If ever there was a reminder of how important journalism is and how it must remain a part of our daily lives, “Spotlight” is it. In our age of 140-character Tweets, cranked out news blurbs and the fact that most people usually find their news on Facebook, it is easy to forget that there was a time, not long ago, when months-long investigations took place and the results reverberated throughout society in pieces of writing that far exceed what people are generally willing to read (or watch) today.
In many ways, “Spotlight” is a sort of painful farewell to those days, but it nonetheless remains a bittersweet reminder that journalism—though it has been chopped up and repackaged into Tweet-sized capsules for easy digestion—often has an earth-shattering impact.
Like a good piece of investigative journalism, “Spotlight” opens with a look at the past; the first signs of trouble appear when a Catholic priest ends up in a police station for the molestation of a child. The arrest, however, is kept secret by the Church in attempt to maintain face. More accusations come out and are quickly brushed under a rug of concealment that the Catholic Church spends years making. Picking up in 2001, reporters at the Boston Globe notice a thread sticking out from that same rug and, as their job entails, they start to explore, follow and pull on this thread. What is revealed is a massive cover up of hundreds of incidents involving Catholic priests, not just in Boston, but around the world.

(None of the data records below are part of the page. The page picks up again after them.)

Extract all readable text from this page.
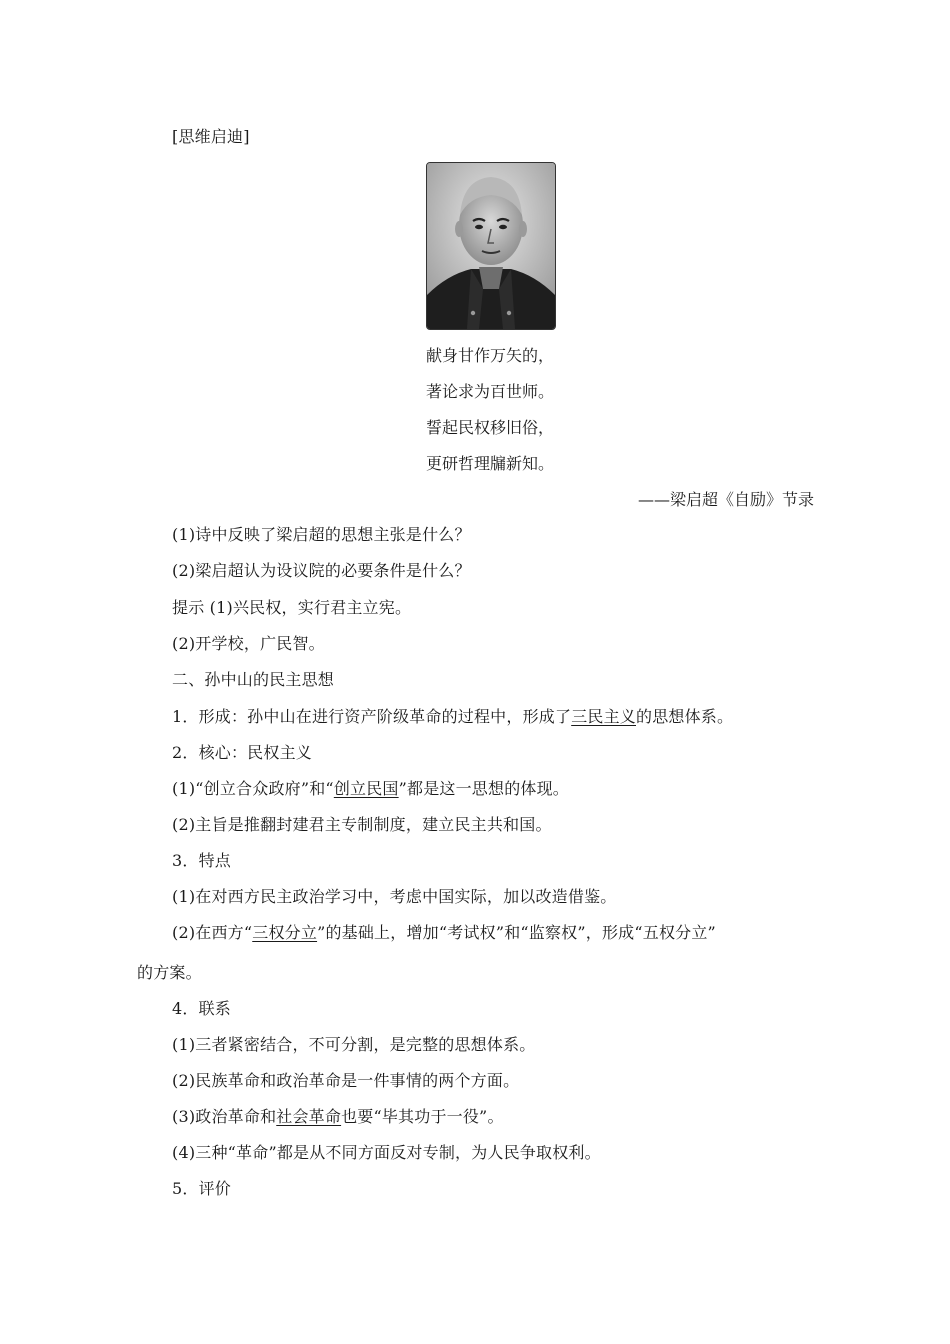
[思维启迪]
献身甘作万矢的，
著论求为百世师。
誓起民权移旧俗，
更研哲理牖新知。
——梁启超《自励》节录
(1)诗中反映了梁启超的思想主张是什么？
(2)梁启超认为设议院的必要条件是什么？
提示 (1)兴民权，实行君主立宪。
(2)开学校，广民智。
二、孙中山的民主思想
1．形成：孙中山在进行资产阶级革命的过程中，形成了三民主义的思想体系。
2．核心：民权主义
(1)“创立合众政府”和“创立民国”都是这一思想的体现。
(2)主旨是推翻封建君主专制制度，建立民主共和国。
3．特点
(1)在对西方民主政治学习中，考虑中国实际，加以改造借鉴。
(2)在西方“三权分立”的基础上，增加“考试权”和“监察权”，形成“五权分立”
的方案。
4．联系
(1)三者紧密结合，不可分割，是完整的思想体系。
(2)民族革命和政治革命是一件事情的两个方面。
(3)政治革命和社会革命也要“毕其功于一役”。
(4)三种“革命”都是从不同方面反对专制，为人民争取权利。
5．评价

“Spotlight” continues its investigative storytelling method by laying out the facts. While it isn’t concerned with its characters — though they are fascinating and memorable — the film is more attentive to its pacing, which results in a deliberately structured movie that never fails to be intriguing as subtle revelations hit with the power of a sledgehammer. Director Tom McCarthy handles these moments with great talent, though it’s his handling of the highly sensitive subject matter that really deserves commendation, given that he never minimizes any of the real life tragedies the survivors faced.
Leading the investigation is a group of excellent actors firing on all cylinders. Mark Ruffalo, Michael Keaton, Rachel McAdams and Brian d’Arcy James prove to be an exceptional group of actors who never try to take center-stage as they each deliver solid, thoughtful performances.

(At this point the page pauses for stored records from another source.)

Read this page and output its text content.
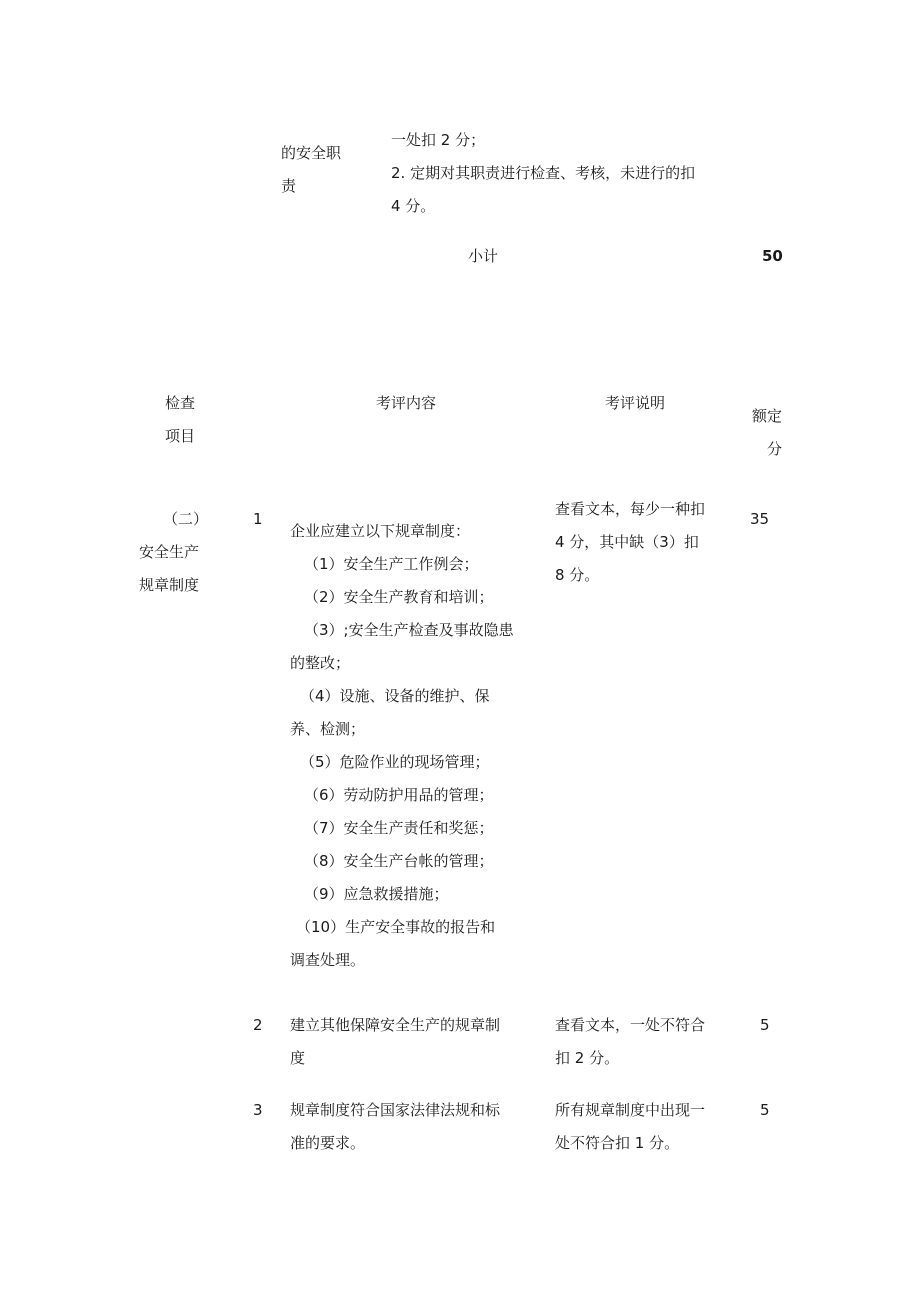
的安全职
责
一处扣 2 分；
2. 定期对其职责进行检查、考核，未进行的扣
4 分。
小计	50
检查
项目
考评内容	考评说明
额定
分
（二）
安全生产
规章制度
1
企业应建立以下规章制度：
（1）安全生产工作例会；
（2）安全生产教育和培训；
（3）;安全生产检查及事故隐患
的整改；
（4）设施、设备的维护、保
养、检测；
（5）危险作业的现场管理；
（6）劳动防护用品的管理；
（7）安全生产责任和奖惩；
（8）安全生产台帐的管理；
（9）应急救援措施；
（10）生产安全事故的报告和
调查处理。
查看文本，每少一种扣
4 分，其中缺（3）扣
8 分。
35
2 建立其他保障安全生产的规章制
度
查看文本，一处不符合
扣 2 分。
5
3 规章制度符合国家法律法规和标
准的要求。
所有规章制度中出现一
处不符合扣 1 分。
5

There is a moment in “Spotlight” when the audience sees the exterior of the Boston Globe building and right next to it is a billboard advertising AOL. It is a bit tongue-in-cheek, but there’s no denying how much the times have changed. “Spotlight” honors those times and those who fought to make the truth apparent despite so much censorship, cover-up and conspiracy—it is one of the most important films of the year.
One of the main duties of a journalist is to be a watchdog for society. We report what we see, detail facts, do our research and only when we are sure that what we have is the truth do we send it out. Oftentimes, journalists don’t attack or defend an idea, but instead relay facts to let the reader decide on a stance. “Truth” plays on this notion as it recounts the events surrounding the downfall of Dan Rather and the controversial 60 Minutes report that raised questions regarding President Bush’s military service. While the film does raise intriguing questions, it points its finger all too blatantly at CBS.
Following Mary Mapes (Cate Blanchett), Dan Rather (Robert Redford) and their hodge-podge team comprised of Dennis Quaid, Elisabeth Moss and Topher Grace, “Truth” starts off by asking tough questions about Bush and his military service, even making the audience wonder whether or not he reported for duty. However, it proceeds to devolve into an attack on the media—specifically CBS. Given that the film is adapted from the memoir written by Mapes—who was subsequently fired from CBS in the aftermath of the report—there is a clear bias in reporting the facts.
Controversies aside, “Truth” succeeds in building a likable friendship between Mapes and Rather, as Blanchett and Redford both give excellent performances. Aside from these two leads, however, the supporting cast could’ve benefited from more attention. Blanchett is the standout, showing us a fully formed, realistic character despite an underutilized supporting cast. Redford is also admirable, giving the audience a likable portrayal of the fabled newscaster.
So, who is to blame for the inaccurate reporting, or the supposedly forged documents? First, it is the sources, given that they admitted to lying and providing false information to the press, the focus then turns to the reporters who proceed to place the blame on the higher-ups at CBS. It is a mess of playing the blame-game that doesn’t really get at the truth of the matter, but instead leaves everyone upset with everyone else, never coming to terms with what happened.
There is a lot of bitterness in “Truth,” whether it is warranted or not. It is mostly well-acted and it raises heavy questions that audience members must answer for themselves. Ultimately, the film falls short of its potential because of its abundance of finger pointing and bland supporting cast. “Truth,” like any well-written journalistic story, would be a better film if it paid greater attention to the facts and less attention to finding someone to blame.